Lessons I Have Learnt | One important lesson is that almost nobody knows what the hell they’re talking about, really, when it comes to talking about complex human systems (things like politics, society, the economy, culture, etc.) People make bogus predictions and state them as fact, all the time.
Usually when people sound very smart and sure of themselves, it means they’ve dedicated their talents to that, that is, to sounding really smart and sure of themselves. The people who are best at doing things often have a terribly hard time articulating how they do it.
It’s like asking a pro tennis player about tennis; they’re obviously great at tennis, but they won’t really be able to tell you anything that you can use for playing tennis. They’re also more likely to win a match than the world’s greatest tennis lecturer or theorist.

Dealing With Doubt | The trick for me has been to work with other great people, and to avoid changing course too quickly based on these feelings.

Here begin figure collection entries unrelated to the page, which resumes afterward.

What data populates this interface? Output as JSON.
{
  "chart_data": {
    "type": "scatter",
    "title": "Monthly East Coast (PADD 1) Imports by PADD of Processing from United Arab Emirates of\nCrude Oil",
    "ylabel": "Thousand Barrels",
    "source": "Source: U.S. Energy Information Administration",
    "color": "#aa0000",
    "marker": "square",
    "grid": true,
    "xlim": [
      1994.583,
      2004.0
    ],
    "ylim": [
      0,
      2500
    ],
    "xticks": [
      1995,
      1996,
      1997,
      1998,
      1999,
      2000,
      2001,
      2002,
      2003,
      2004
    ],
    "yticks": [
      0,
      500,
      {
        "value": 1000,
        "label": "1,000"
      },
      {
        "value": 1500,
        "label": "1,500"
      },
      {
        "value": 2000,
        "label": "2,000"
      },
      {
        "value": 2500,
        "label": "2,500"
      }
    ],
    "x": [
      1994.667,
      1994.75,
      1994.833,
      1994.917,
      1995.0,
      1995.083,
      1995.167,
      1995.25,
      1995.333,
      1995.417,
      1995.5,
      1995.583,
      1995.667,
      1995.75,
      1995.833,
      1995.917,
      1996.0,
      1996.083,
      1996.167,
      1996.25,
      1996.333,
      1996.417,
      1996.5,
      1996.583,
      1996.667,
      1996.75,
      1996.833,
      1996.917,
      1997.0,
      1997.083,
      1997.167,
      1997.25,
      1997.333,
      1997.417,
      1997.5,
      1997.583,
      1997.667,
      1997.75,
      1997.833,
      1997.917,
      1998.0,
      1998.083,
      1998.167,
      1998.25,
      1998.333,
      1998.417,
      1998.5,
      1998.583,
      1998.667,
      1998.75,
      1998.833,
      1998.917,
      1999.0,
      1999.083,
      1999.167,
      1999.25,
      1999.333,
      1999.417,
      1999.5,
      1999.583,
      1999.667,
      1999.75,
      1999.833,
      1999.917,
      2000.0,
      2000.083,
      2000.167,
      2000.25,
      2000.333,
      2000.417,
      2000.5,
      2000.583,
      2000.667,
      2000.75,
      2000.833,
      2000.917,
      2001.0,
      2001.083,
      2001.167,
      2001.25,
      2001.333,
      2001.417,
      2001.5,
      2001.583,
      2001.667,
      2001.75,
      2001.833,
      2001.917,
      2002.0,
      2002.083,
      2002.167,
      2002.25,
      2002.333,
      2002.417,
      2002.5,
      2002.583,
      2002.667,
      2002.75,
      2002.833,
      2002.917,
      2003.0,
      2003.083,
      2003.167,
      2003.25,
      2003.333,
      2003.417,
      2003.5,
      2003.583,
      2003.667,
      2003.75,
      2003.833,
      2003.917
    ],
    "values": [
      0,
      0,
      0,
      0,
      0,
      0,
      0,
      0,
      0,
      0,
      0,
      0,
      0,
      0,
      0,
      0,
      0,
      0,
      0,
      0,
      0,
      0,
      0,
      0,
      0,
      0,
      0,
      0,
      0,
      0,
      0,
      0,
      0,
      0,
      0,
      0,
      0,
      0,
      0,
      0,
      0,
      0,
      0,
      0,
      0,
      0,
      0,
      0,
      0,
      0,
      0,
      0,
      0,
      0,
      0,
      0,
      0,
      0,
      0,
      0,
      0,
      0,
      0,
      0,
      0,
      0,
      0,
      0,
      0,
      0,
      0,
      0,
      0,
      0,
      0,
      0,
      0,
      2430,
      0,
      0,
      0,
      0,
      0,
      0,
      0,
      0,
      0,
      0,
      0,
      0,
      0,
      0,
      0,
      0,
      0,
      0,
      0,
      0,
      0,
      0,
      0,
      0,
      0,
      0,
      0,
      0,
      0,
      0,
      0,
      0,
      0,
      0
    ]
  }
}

Performing At My Peak | Maybe some people can do that, but I can’t. There are inevitable peaks and troughs of energy, for me, and for most people I know. I think humans were built that way.
For me, the trick is trying to make sure that I’m performing at my peak in the less frequent moments when I really need to be. That means listening to your instincts and getting some rest in moments that seem like downtime, but being ready to gear up immediately when there’s an opportunity or need.

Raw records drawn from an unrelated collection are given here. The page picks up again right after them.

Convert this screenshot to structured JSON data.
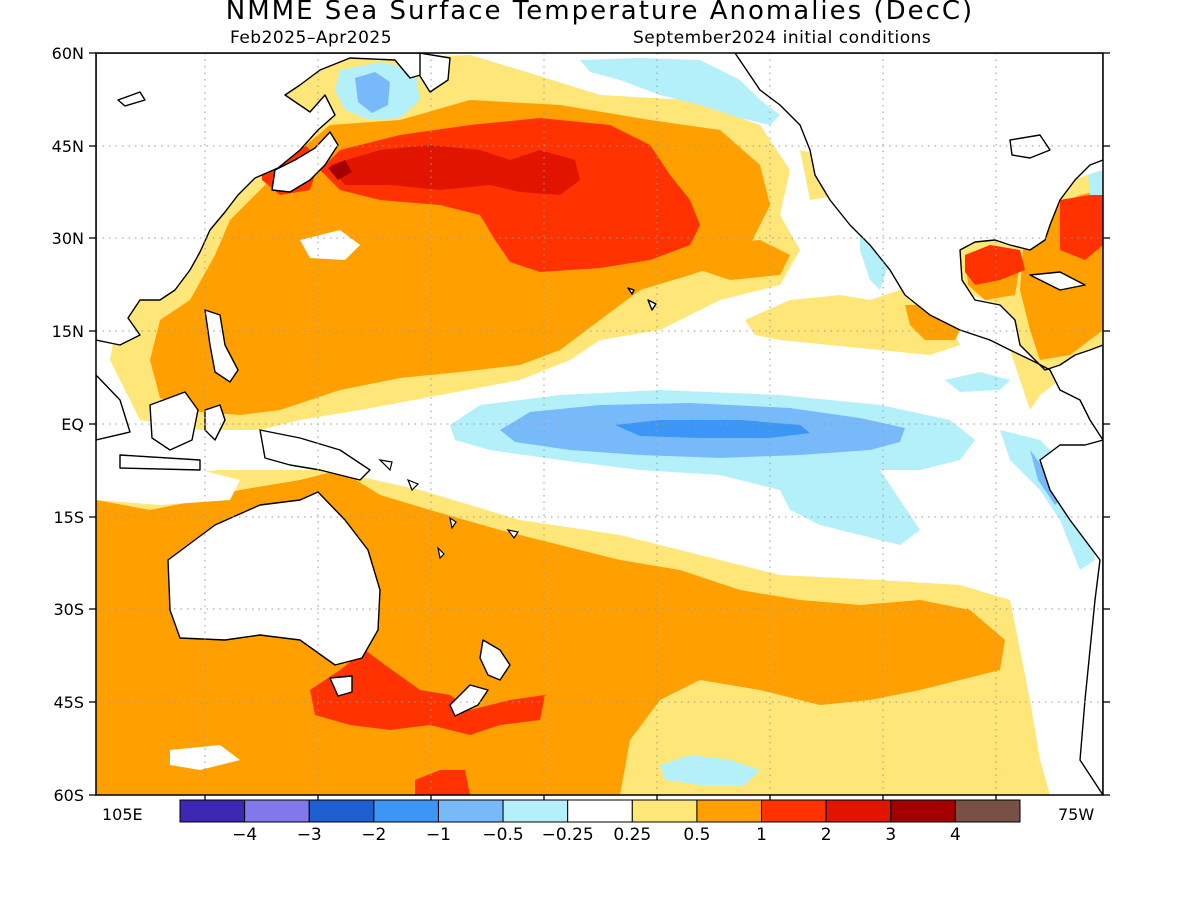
{
  "title": "NMME Sea Surface Temperature Anomalies (DecC)",
  "subtitle_left": "Feb2025–Apr2025",
  "subtitle_right": "September2024 initial conditions",
  "lat_labels": [
    "60N",
    "45N",
    "30N",
    "15N",
    "EQ",
    "15S",
    "30S",
    "45S",
    "60S"
  ],
  "lon_label_left": "105E",
  "lon_label_right": "75W",
  "colorbar": {
    "colors": [
      "#3c28b4",
      "#8278eb",
      "#1e5fd2",
      "#3c96f5",
      "#78b9fa",
      "#b4f0fa",
      "#ffffff",
      "#ffe678",
      "#ffa000",
      "#ff3200",
      "#e11400",
      "#a50000",
      "#785046"
    ],
    "labels": [
      "−4",
      "−3",
      "−2",
      "−1",
      "−0.5",
      "−0.25",
      "0.25",
      "0.5",
      "1",
      "2",
      "3",
      "4"
    ]
  },
  "color_keys": {
    "white": "#ffffff",
    "yellow": "#ffe678",
    "orange": "#ffa000",
    "red_orange": "#ff3200",
    "red": "#e11400",
    "dark_red": "#a50000",
    "light_cyan": "#b4f0fa",
    "light_blue": "#78b9fa",
    "blue": "#3c96f5"
  },
  "map_data": {
    "region": "Pacific Ocean",
    "lon_range": [
      "105E",
      "75W"
    ],
    "lat_range": [
      "60S",
      "60N"
    ],
    "grid": "dotted",
    "features": [
      {
        "name": "North Pacific warm anomaly",
        "anomaly": "1 to 3"
      },
      {
        "name": "Equatorial Pacific cool anomaly",
        "anomaly": "-1 to -2"
      },
      {
        "name": "Tasman Sea warm anomaly",
        "anomaly": "1 to 2"
      },
      {
        "name": "Gulf of Mexico warm anomaly",
        "anomaly": "1 to 2"
      }
    ]
  }
}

Resources I Use To Stay Inspired | I think everybody young should read classics and avoid new stuff, especially when it comes to fiction. Time is the best filter for what’s good.

Advice On Building Wealth | Quickly build a cushion you can fall back on (or figure out how to use the one you have well) and then start doing risky things with limited cost (measured not just in money, but also hours of your day or months of your life) and unlimited upside.
Do as many things as you can manage in a coherent way (some things you’ll need to focus on completely for years, but some stuff is a decision you can make an instant, like the decision to invest money in a friends’ start-up, say). Most of your success will come in a few unusual moments.
Also, if you feel drawn to doing something that has absolutely no material return, please do it. You’ll be able to figure out the money side of things later, or in parallel, through side entrepreneurship or frugality.
The thing the world needs more desperately than anything are people who are able to work 100% on something with absolutely no material return. Everyone else, no matter how successful they are, is just a cog in a machine–one that we know isn’t necessarily doing good things for or with humanity. People who work passionately for a result that has nothing to do with a pay check are the only ones standing outside that machine, so they’re the only ones who can truly guide it in a better direction, to make sure it doesn’t destroy itself/us.

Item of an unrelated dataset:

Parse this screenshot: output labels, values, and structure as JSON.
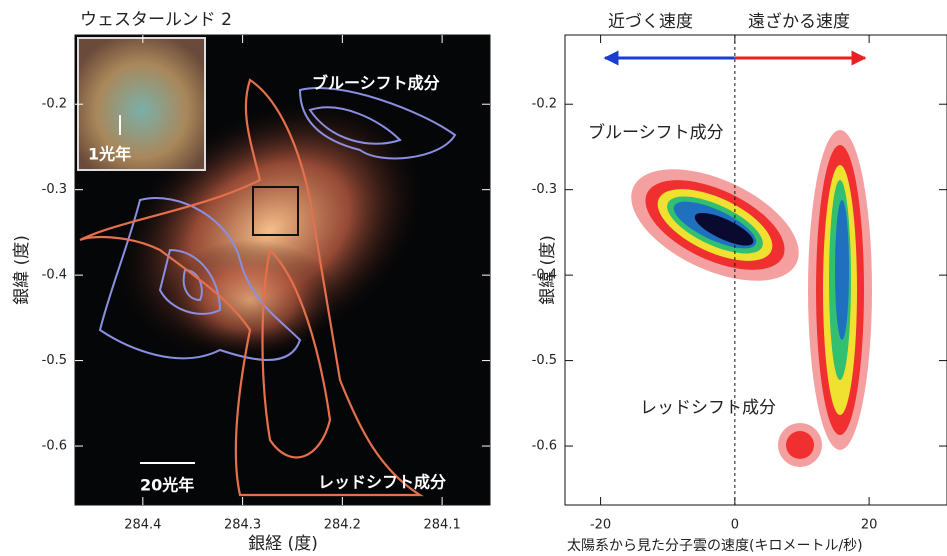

On Inspiring Others | The way that’s worked the best for us is to put our own best energy and work out into the world. That ends up connecting you with other good people and to the extent you inspire them they’ll want to work with you.
That’s true whether it’s people you hire, people who will hire you, or allies out there in the world.

I Am Inspired By | The people who inspire me the most are people who end up in the right place and the right time with the right abilities, and make an extraordinary effort to fit their abilities to what they think the world needs in that moment. That’s what I aspire to most deeply.
I really do believe that most of the best ones are very invisible to history, and that’s why the names that come to mind are very odd:
Edward Snowden.
The anonymous creator of Bitcoin.
Richard Stallman
(Re: Stallman, I know he’s a very odd duck, interpersonally. But the vision he had in the 80’s and the activism he did both around free software and in promoting an ethics of technology worked so well. This is a stretch but I’m not sure if we’d have Snowden, or Bitcoin, without him).

It’s funny to say this but I don’t think I have any role models, except in the sense that I have close friends or colleagues whose qualities I admire. Sometimes along the way you see people who are doing what you want to be doing, but that’s more rare and fleeting and happened more when I was younger. That could be because I’m on such a strange path.